While many other games strongly favor looting over engineering, the crafting system in Dying Light was also surprisingly important. Whipping together medkits, grenades, and Molotov cocktails on the fly saved my unchewed behind on almost every mission, which unfortunately is more than I can say for the weapon crafting. While none of the slapdash machinations were as wild and whacky as Dead Rising, quite a few of them were just too useless for how much it took to actually build them. Batteries are surprisingly hard to find, Dying Light, so wasting them on an electrified pocketknife just isn’t very high on my list of priorities when I already have a perfectly good cricket bat.
One of the last big stanchions holding this game up above its predecessors is the well-timed day and night cycle. While foraging and exploration can be done with relative ease during the day, the second the sun sets and you aren’t snuggled up in a safehouse, you should very well expect to have yourself served as some zombie’s entree. Though the streets are thickly populated by the slow-moving dunces of the zombie world by day, nighttime brings about a faster, meaner Resident Evil knockoff that will surely ruin your evening with its invasive french kissing. The game, however, isn’t totally unreasonable and understands your poor time management skills, because it doubles your stamina and experience and provides an ample amount of safehouses strewn across the map during the night. How accommodating of them!
Though far from anything revolutionary, Dying Light’s skill leveling system actually does a lot for the gameplay. Various activities will earn you experience in the Survivor, Agility, or Power skill trees, and the perks unlocked through each section really mold well to individual style, depending on whether players prefer head on attacks or skirting around danger. The division of experience points keeps the pace of the game going with near constant leveling, keeping well in line with the game’s fast-moving theme.
But while the list of novel features certainly work well in its favor, there are still quite a few objections to raise regarding the game’s stagnant repetition. The main missions are all extremely structured and predictable, and the onslaught of side missions the game dumps on you are all tropish variations of fetch quests. At times it even feels like the game would benefit more from having no direct objectives or tired plot devices other than to simply stay alive. Along the same lines, the various types of zombies all seem to have been lifted straight from the Left 4 Dead franchise, leaving you with heavies, spitters, runners, and exploders, all thinly spread out amongst a dense population of standardized zombie fodder. Dying Light also features a co-op and Be The Zombie mode, but again these are simply expounded versions of Valve’s staling ingenuity from years back.

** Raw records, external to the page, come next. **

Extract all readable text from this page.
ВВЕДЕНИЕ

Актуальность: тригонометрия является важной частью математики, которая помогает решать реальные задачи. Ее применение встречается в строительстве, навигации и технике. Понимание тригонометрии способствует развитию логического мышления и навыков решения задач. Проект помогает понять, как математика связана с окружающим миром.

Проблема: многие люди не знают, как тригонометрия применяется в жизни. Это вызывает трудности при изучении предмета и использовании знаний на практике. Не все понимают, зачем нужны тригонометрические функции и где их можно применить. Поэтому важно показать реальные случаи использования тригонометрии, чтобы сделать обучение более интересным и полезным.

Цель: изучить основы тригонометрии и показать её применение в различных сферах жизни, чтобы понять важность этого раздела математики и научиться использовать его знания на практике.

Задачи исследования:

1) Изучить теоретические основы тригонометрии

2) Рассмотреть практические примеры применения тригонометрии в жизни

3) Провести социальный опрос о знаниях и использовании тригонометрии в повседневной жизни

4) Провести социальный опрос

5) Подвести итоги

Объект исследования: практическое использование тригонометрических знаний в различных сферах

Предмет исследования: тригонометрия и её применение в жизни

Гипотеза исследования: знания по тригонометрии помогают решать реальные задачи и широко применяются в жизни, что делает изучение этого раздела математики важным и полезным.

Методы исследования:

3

For being yet just another zombie game (cue exasperated sigh and eye roll), Dying Light certainly does an excellent job of breathing new life into an otherwise decaying theme. The fast-paced parkour and day/night effects, while ridiculously inefficient at times, provided a strong enough sense of safety that when I did indeed fall onto the street in the dark, immediate and genuine panic instantly set in. The game’s got a great sense of atmosphere and balance, and survival actually feels important. Recycled themes and gameplay aside, this zombie sandbox has a stubborn spark of life that will undoubtedly keep the undead in our cultural spotlight for at least another six months.